Aspettando il giorno della Memoria, un ricordo dei viterbesi deportati
Era il 12 giugno 1942, giorno del suo tredicesimo compleanno, quando Anna Frank ricevette in regalo il suo Diario.
Non immaginava quante persone lo avrebbero letto ed era ancora ignara di ciò che sarebbe accaduto a lei e alla sua famiglia.
Quando il nascondiglio in cui Anna si trovava con i suoi familiari venne scoperto dai nazisti, infatti, la quindicenne venne deportata ad Auschwitz con la sorella e poi nel campo di concentramento di Bergen Belsen, dove morì di tifo nel marzo del 1945. Della sua famiglia si salvò solo il padre.
Il suo diario rimase come uno sforzo di trovare il Bene e la bellezza della vita contro la perdita, la transitorietà, la morte. Ciò che Anna scrisse rimase vivo in quelle pagine.

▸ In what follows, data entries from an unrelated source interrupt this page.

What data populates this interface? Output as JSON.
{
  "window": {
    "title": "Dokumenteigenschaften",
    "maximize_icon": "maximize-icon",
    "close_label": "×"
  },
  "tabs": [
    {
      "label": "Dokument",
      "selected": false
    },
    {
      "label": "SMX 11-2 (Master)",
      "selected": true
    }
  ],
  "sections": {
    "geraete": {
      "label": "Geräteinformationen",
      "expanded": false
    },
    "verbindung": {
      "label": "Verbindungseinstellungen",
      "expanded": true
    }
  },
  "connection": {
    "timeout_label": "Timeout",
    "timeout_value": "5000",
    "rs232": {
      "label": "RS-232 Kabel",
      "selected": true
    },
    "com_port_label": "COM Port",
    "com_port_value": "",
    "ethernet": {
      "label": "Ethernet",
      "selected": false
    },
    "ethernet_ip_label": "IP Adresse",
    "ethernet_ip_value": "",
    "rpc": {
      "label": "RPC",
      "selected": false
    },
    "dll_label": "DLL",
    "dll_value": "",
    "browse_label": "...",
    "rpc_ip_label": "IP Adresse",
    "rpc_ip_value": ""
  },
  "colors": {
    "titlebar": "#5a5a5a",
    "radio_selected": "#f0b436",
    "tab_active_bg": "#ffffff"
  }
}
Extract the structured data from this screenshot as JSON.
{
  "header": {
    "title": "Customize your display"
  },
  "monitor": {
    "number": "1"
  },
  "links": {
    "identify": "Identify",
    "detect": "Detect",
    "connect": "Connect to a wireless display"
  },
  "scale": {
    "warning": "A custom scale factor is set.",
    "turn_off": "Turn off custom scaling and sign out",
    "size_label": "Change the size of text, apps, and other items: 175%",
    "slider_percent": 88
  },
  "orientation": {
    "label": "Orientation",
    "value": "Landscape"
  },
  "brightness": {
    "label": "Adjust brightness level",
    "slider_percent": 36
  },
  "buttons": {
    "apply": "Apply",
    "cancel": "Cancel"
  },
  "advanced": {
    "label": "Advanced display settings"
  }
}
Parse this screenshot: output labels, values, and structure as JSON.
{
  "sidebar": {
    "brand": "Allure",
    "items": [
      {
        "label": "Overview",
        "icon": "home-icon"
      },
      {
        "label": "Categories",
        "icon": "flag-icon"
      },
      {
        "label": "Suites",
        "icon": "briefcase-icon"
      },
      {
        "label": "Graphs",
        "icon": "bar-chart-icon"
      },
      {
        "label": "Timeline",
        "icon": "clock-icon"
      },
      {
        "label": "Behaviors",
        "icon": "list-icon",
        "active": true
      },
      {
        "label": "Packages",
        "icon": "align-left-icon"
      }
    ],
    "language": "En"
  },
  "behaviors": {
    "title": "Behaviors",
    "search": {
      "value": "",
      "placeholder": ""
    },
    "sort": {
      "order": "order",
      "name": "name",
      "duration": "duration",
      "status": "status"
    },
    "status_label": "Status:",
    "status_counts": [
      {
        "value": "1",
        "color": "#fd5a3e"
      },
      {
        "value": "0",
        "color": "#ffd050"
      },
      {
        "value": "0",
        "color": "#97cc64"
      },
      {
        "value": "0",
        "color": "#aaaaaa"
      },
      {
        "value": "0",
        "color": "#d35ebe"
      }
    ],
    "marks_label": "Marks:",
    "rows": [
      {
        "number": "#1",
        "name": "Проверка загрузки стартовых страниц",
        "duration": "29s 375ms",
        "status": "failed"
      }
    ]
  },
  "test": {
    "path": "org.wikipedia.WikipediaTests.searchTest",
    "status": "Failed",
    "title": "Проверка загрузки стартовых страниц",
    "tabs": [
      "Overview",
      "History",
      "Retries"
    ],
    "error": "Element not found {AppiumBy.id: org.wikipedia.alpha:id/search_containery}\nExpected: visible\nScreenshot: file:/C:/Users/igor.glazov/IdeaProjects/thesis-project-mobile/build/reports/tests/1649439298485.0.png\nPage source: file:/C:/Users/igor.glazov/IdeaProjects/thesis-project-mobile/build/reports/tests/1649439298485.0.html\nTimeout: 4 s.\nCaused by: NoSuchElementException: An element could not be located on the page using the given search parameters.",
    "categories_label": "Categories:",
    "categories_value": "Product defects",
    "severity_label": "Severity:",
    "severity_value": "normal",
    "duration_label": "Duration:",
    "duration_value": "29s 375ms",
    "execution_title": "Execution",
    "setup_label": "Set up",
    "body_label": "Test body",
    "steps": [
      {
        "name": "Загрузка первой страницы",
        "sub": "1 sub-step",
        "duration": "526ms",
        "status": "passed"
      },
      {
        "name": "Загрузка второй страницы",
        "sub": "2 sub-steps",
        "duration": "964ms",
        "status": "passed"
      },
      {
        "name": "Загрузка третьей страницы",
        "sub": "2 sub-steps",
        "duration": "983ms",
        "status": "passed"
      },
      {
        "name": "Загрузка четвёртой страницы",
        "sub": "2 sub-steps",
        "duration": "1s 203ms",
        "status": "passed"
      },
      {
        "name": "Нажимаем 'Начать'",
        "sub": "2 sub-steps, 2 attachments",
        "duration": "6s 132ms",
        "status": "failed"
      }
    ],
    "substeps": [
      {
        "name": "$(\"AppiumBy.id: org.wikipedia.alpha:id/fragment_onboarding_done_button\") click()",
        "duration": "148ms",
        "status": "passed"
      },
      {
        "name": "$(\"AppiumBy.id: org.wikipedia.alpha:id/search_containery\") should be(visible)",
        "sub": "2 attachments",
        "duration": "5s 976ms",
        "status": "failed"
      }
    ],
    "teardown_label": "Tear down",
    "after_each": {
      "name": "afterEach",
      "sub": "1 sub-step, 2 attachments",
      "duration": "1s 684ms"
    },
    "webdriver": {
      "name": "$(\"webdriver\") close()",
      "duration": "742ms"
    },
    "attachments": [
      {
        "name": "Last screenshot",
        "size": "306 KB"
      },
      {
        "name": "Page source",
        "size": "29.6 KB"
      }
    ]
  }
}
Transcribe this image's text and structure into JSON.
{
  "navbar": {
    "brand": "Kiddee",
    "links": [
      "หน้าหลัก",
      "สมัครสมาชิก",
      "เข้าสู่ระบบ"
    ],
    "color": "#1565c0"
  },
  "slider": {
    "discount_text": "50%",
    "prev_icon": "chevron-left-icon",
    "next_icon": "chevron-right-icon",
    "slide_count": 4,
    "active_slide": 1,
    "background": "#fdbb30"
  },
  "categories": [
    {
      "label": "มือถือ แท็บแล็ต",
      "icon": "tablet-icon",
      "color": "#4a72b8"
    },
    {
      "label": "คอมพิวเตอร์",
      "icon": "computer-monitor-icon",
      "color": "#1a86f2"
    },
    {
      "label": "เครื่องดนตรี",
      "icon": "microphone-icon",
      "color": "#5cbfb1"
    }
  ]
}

Anche a Viterbo delle pietre d’inciampo poste in via della Verità e una targa ricordano alcune famiglie che furono deportate.
“È un gran miracolo che io non abbia rinunciato a tutte le mie speranze perché esse sembrano assurde e inattuabili. Le conservo ancora, nonostante tutto, perché continuo a credere nell’intima bontà dell’uomo” scrisse Anna Frank nel suo Diario.
Francesco Morelli è un testimone viterbese di ciò che successe nella nostra città in quel periodo: sua cugina Rita Orlandi salvò un bambino di nome Silvano Di Porto, figlio di Letizia Anticoli e Angelo Di Porto.
I genitori di Silvano, che abitavano in via della Verità e vendevano merceria in un negozietto e al mercato, furono arrestati il 2 dicembre 1943, poi deportati e uccisi.
Il bambino si salvò grazie alla signora Rita, vicina di casa, che aveva allora 17 anni, che lo nascose e lo protesse per tanti anni. Fu affidato anche alla nonna, la “Sora Reale”, e alla zia Giuditta. La nonna di Silvano, Reale, si salvò, perché cadde dal camion che trasportava i deportati, fu creduta morta, invece era solo ferita e fu condotta all’ospedale e curata. Il male non è mai inevitabile. Si può scegliere di fare buone azioni nella vita: Rita Orlandi, tanti anni fa, scelse, col rischio di essere uccisa, di salvare un bambino, nato nel 1937, vicino a porta della Verità.
Proprio lì, ancora oggi, al numero civico 19, sono state poste tre pietre d’inciampo e una targa per ricordare queste persone ebree uccise.
La storia non si studia solo sui libri, ma è fatta di testimonianze, di documenti, di emozioni e ricordi. Quando passiamo in via della Verità, fermiamoci anche noi.
La storia di queste persone potrebbe essere la nostra. I muri si costruiscono anche nei cuori, a volte, ma tutti noi possiamo farli cadere. È per non dimenticare, per riflettere su ciò che questa storia potrebbe insegnare, affinché non si ripetano più fatti del genere e per scegliere il bene, che tali episodi meritano di essere tramandati anche alle nuove generazioni.